The U.S. economy lost more than 8.7 million jobs since January 2008. The jobless rate hit a 26-year high of 10.1 percent in October 2009 and was 9.1 percent last month.

"Neither party has an awareness of the why or the wherefores of how to put America back to work again," Gross, 67, wrote. "It is becoming obvious that the 2012 election will be fought on a battlefield of job creation."

Nonfarm payrolls grew in May by 54,000, the smallest increase in eight months, after a gain of 232,000 in the previous month, the Labor Department reported June 3. The median forecast of 89 economists in a Bloomberg News survey was for an increase of 165,000.
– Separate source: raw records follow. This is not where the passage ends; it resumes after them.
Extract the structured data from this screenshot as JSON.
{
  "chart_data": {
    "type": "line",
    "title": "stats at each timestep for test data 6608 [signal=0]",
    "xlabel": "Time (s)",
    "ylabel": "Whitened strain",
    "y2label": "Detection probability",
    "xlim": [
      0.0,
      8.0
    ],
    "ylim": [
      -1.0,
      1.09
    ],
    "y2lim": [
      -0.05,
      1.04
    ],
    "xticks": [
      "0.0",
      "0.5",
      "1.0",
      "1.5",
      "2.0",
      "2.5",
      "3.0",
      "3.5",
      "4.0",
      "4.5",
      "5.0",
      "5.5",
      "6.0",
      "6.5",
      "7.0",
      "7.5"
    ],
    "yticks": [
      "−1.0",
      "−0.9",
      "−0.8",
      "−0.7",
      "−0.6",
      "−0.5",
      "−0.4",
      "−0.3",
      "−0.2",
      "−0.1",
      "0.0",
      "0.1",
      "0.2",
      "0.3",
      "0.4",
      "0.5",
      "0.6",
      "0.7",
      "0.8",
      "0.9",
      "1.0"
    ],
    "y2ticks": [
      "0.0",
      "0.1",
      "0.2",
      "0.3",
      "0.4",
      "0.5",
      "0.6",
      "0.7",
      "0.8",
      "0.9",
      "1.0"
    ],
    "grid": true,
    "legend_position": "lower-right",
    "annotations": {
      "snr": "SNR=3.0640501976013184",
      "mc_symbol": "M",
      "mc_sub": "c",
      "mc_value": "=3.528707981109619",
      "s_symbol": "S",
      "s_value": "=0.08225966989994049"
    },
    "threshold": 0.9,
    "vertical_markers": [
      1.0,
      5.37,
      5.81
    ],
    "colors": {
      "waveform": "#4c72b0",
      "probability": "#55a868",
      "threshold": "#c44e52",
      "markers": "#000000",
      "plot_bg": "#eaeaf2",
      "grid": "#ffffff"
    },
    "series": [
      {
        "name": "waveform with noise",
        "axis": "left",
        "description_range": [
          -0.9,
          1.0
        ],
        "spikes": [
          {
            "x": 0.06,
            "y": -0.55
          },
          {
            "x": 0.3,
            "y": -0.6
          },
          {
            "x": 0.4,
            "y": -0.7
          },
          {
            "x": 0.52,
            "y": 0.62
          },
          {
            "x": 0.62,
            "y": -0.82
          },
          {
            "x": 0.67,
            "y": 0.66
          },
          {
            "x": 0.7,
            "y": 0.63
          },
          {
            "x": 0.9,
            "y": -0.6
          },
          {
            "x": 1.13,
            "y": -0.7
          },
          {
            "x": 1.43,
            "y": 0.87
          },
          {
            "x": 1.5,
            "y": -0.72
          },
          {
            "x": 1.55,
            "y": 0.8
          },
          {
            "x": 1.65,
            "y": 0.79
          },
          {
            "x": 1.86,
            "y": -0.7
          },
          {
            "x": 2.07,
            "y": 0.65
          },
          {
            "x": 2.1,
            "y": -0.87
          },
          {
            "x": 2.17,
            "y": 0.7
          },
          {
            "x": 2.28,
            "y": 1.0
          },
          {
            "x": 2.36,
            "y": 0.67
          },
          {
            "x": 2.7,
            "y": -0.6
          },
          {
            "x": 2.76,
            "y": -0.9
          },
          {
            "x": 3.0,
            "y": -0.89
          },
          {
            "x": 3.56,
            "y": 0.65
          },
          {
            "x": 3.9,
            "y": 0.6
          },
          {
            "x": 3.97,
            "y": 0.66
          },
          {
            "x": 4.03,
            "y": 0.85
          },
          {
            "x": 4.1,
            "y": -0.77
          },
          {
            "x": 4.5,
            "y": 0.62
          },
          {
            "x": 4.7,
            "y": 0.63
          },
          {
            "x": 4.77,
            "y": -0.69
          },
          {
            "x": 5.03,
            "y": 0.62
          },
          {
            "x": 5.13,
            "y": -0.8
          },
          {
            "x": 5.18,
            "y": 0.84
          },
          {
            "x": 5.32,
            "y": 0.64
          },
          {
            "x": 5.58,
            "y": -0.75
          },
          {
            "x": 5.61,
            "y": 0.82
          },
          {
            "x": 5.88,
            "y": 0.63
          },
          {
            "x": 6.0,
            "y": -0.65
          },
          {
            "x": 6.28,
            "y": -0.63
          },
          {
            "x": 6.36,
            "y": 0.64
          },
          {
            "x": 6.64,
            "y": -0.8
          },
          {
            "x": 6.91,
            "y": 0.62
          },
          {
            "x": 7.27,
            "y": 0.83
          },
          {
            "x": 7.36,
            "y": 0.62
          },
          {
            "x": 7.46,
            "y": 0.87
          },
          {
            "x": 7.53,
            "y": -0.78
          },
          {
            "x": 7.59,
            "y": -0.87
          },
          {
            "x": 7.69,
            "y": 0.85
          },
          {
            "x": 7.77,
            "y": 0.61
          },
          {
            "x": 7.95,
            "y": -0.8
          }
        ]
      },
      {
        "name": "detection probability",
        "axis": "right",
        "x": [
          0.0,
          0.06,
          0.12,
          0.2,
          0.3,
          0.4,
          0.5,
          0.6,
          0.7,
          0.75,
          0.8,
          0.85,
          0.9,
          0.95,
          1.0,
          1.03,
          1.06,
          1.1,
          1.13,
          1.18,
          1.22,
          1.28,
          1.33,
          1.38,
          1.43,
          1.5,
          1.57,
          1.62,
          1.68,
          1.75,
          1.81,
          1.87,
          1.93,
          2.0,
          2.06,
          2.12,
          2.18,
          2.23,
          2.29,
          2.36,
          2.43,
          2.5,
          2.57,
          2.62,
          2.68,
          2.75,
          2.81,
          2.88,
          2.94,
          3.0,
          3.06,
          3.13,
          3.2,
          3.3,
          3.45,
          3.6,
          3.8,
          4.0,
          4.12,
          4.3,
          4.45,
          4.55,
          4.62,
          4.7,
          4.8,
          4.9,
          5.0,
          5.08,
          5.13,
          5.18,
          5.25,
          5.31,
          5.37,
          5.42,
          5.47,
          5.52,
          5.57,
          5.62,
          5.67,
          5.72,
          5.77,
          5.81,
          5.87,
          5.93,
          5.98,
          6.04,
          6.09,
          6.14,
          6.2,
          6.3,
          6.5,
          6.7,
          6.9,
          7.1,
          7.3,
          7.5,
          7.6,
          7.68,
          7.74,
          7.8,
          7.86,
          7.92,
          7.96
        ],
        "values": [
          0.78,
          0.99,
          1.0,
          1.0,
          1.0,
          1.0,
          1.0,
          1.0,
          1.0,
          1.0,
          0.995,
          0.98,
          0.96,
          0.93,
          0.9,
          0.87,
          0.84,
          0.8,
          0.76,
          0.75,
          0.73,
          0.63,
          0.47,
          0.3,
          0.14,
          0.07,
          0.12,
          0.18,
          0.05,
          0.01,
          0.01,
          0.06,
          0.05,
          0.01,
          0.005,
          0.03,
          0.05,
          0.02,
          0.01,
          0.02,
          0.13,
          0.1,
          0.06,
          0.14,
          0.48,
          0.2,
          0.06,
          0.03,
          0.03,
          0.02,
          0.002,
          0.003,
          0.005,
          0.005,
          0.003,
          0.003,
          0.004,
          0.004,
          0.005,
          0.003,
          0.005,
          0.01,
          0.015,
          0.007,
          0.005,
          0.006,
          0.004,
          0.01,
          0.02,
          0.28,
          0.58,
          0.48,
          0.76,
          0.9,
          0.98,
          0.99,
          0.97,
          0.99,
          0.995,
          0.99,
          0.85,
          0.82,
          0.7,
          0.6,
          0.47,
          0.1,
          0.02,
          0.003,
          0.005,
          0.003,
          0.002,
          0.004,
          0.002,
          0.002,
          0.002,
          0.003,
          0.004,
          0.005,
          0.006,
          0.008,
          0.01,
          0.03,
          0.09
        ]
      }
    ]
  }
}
"Our labor force is too expensive and poorly educated for today's marketplace," Gross wrote. "If we are to compete globally while maintaining a higher wage base, we must train for 'middle' in addition to 'high tech.' Philosophy, sociology and liberal arts agendas will no longer suffice. Skill-based education is a must, as is science and math."

New Normal

Under its so-called "new normal," philosophy, Newport Beach, California-based Pimco expects a shrinking global role for the U.S. economy following the 2008 financial crisis.

"The past several decades have witnessed an erosion of our manufacturing base in exchange for reliance on wealth creation via financial assets," Gross wrote. "Now as that road approaches a dead-end cul-de-sac via interest rates that can go no lower, we are left untrained, underinvested and over-indebted relative to our global competitors."

The Federal Reserve has left its target rate for overnight loans between banks at zero to 0.25 percent since December 2008.

"The private sector is the source of long-term job creation, but in the short-term, no rational observer can believe that global or even small businesses will invest here when the labor over 'there' is so much cheaper," Gross wrote. "That is why trillions of dollars of corporate cash rest impotently on balance sheets awaiting global-non-U.S.-investment opportunities."

Pimco's $243 billion Total Return Fund handed investors a return of 6.99 percent in the past year, beating about 74 percent of its peers, according to data compiled by Bloomberg. The unit of Munich-based insurer Allianz SE, managed $1.3 trillion of assets as of March 31.